Queda todavía en la memoria colectiva lo que en la joven democracia de 1990 protagonizó aquel cuerpo colegiado de verdugos de la democracia, traficantes de la justicia electoral y pioneros de lo que en los años posteriores se fue copiando para desgracia de Bolivia. La tristemente célebre banda de los cuatro, cuyos nombres pasamos por alto por una suerte de saludable digestión mental, ha sido precedente funesto del cuoteo que por aquellos años era práctica vil, pero normal. Mucho después, esa malsana forma de designar autoridades electorales migró a la imposición unilateral de un solo partido.

No propiamente en esa infeliz coyuntura, pero indudablemente a lo largo de nuestras alternancias con los gobiernos de facto, el MNR, que nadie con mediano criterio formado puede negar, fue hontanar de ilustres ideólogos y egregios pensadores que dieron lustre a la política boliviana, fue también escuela del fraude cuando el pueblo le negaba su apoyo. Pero fueron el MIR y la ADN los que protagonizaron uno de los escándalos más vergonzosos de aquellas elecciones, ya que en repulsivas componendas secaron los ríos de sangre que los separaban, para beneficiarse de las suciedades que en Sala Plena, sus ahijados, carcomían los incipientes cimientos de la democracia. Se juntaron agua y aceite.

Pero decíamos que ese conflicto de nuestras autoridades electorales con la ética, no es que en estas décadas que median entre esa impresentable Corte Nacional Electoral y el actual Tribunal Supremo Electoral, haya habido una pausa que dignifique su alta función. Las sombras de los administradores electorales (excepto, por cierto, de aquella Corte de notables de 1991), se vinieron replicando, con la composición en más de un caso, por personas sin mérito moral.
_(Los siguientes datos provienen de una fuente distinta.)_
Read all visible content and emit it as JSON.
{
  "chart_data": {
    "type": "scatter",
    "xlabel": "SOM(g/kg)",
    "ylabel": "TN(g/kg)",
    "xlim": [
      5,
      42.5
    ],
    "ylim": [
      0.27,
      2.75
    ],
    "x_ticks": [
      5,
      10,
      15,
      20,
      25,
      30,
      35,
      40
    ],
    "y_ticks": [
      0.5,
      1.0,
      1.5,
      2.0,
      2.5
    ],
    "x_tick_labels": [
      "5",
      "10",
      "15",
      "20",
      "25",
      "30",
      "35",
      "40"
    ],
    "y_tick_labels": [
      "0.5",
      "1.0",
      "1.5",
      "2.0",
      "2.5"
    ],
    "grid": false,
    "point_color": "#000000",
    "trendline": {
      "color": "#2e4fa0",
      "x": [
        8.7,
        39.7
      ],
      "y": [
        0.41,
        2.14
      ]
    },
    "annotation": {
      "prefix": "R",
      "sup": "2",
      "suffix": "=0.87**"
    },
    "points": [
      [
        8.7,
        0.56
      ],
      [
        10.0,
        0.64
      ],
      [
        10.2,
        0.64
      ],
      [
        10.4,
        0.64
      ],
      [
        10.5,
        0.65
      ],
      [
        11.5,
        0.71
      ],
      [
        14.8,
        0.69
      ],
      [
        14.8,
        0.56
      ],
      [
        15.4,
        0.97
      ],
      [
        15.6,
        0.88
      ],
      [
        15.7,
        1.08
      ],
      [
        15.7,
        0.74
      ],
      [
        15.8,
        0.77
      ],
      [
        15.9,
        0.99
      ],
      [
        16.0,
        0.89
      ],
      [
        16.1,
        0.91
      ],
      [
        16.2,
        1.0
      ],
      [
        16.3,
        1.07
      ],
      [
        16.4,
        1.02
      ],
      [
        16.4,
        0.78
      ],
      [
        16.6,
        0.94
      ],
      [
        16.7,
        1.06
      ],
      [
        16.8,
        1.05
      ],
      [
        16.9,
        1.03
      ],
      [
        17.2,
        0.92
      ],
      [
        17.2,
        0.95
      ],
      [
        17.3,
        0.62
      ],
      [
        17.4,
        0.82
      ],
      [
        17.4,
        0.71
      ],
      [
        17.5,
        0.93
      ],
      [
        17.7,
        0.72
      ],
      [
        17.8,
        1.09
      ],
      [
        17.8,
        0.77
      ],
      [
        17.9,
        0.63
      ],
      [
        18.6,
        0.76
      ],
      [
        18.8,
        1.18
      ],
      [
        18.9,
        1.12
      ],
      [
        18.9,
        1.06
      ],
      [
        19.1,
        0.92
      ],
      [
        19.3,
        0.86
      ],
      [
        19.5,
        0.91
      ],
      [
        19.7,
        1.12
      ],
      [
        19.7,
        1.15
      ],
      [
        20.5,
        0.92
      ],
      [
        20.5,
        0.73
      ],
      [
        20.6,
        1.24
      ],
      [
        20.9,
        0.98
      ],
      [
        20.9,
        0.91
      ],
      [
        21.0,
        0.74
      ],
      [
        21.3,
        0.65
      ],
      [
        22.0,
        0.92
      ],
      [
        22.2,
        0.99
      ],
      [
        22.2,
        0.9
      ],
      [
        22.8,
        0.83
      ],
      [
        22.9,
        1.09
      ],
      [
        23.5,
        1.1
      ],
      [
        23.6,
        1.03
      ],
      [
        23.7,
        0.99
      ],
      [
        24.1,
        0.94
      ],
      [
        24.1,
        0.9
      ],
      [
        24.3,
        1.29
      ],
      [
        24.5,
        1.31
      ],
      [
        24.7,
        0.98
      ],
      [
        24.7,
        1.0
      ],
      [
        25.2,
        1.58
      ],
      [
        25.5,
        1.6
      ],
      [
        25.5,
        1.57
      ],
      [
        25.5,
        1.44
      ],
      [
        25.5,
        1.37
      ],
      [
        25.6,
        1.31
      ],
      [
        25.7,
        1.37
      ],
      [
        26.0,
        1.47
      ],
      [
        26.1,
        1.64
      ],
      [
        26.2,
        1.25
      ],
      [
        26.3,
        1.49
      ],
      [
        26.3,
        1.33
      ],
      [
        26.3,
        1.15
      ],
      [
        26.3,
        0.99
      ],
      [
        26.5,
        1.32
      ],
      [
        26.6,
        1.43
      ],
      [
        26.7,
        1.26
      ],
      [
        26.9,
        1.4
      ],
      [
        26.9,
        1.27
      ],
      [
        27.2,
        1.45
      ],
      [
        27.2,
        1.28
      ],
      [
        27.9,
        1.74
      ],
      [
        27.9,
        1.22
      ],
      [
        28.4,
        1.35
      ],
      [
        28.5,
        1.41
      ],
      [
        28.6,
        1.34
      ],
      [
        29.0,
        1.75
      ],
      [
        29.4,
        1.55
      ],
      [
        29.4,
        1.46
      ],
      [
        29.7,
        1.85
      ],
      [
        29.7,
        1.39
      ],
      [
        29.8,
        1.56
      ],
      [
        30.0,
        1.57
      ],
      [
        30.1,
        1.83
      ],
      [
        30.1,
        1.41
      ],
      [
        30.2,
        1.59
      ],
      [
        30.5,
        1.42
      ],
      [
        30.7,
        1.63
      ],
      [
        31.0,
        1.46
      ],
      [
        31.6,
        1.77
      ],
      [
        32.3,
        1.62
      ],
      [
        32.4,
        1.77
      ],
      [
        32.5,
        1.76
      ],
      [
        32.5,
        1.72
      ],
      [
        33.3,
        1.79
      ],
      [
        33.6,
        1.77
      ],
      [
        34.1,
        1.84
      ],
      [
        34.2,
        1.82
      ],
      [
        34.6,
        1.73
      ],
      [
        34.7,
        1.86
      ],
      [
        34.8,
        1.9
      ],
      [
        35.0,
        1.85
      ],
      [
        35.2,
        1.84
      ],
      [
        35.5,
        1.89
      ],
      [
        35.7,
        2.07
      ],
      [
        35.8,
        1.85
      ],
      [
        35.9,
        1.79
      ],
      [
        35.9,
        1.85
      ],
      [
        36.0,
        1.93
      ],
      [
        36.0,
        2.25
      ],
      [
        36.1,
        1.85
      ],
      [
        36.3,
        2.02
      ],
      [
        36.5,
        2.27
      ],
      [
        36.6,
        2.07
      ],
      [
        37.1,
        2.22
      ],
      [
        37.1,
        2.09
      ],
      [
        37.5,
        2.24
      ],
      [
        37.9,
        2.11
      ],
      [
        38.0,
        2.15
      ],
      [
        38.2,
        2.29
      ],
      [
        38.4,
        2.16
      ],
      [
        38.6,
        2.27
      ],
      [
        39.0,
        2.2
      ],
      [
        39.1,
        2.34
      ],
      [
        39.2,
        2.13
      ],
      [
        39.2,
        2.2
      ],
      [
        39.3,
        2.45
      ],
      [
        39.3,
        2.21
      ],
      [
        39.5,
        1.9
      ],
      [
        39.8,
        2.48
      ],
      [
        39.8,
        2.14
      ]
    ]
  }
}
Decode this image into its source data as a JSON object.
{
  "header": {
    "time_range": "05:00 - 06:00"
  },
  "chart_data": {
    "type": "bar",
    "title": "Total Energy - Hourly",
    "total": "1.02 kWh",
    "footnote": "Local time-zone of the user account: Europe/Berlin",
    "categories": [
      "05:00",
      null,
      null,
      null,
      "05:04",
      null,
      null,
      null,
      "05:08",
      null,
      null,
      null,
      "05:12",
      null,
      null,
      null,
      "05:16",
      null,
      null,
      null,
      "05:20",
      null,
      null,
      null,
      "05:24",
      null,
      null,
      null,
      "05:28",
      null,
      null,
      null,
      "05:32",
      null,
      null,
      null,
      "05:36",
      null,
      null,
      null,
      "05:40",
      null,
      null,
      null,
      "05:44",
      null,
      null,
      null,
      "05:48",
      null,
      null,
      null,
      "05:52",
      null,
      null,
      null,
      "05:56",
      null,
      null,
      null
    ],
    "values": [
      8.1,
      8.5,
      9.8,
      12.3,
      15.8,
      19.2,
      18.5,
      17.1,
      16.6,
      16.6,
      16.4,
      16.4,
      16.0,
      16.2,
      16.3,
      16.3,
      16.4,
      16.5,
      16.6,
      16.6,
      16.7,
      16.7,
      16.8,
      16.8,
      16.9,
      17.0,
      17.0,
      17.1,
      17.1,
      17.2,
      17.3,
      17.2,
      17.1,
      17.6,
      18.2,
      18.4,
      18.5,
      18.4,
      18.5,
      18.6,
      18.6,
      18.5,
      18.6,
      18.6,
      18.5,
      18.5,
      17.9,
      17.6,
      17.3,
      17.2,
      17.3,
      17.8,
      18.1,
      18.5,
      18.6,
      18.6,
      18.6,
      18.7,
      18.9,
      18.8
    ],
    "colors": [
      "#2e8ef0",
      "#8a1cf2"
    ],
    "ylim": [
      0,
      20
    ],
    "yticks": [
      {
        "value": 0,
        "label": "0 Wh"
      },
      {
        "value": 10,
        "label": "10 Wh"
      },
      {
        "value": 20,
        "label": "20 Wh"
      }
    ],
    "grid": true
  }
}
Y llegamos al actual Tribunal Supremo Electoral, del que recuerdo haber dicho en una nota anterior y no creo inmerecidamente, que aun debía dársele el beneficio de la duda respecto a su desempeño; es que era un tiempo en que nada sustancial estaba bajo su jurisdicción. Hoy estamos ante un escenario de convulsión social, de división entre bolivianos, de repugnancia por los desaciertos protagonizados por este tribunal, que no se reducen a unas cuestionadas elecciones generales.

El fraude se remonta a una decisión inconsulta de habilitar la candidatura de Evo Morales y Álvaro García Linera; a la determinación supina y obediente de gravar “el derecho humano” de candidatear, con la participación previa en elecciones primarias: a la permisión inaceptable de que unos hagan uso y abuso de bienes públicos para su campaña y a otros se les niegue el derecho natural de renunciar a sus candidaturas.

Luego, no se puede reducir la convicción de que estas últimas justas electorales sean el motivo único para considerar a los seis vocales como competidores de “la banda de los cuatro”. Y es que en esa siniestra carrera con sus homólogos de hace tantos años, pelean palmo a palmo el podio. No, no fue el 20 de octubre, el día del aplazo del TSE, su genuflexión al poder político data de hace mucho tiempo. Violadores de la ley y devotos de la ilegalidad, han herido de muerte nuestra democracia, la han mancillado tanto, que el honor de que ella es merecedora, tardará muchos años en recuperar. Han dividido al pueblo, han lacrado en sobre de hierro el derecho a elegir libremente; han legalizado lo absolutamente reñido con la ley, han menospreciado la inteligencia de un pueblo y matado las esperanzas de un segmento de la sociedad civil, progresivamente adulta-mayor, de ver a su país en un auténtico estado de derecho.

En esa carrera proterva de quien fue la peor colegiatura de máximas autoridades electorales, solo las separa tres décadas en el tiempo, pero las aproxima las mismas inclinaciones porque como no se puede soplar y tener harina en la boca: o se hace lo justo para que el pueblo elija libremente o se lo daña irreparablemente. El TSE eligió lo segundo.

El autor es jurista y escritor.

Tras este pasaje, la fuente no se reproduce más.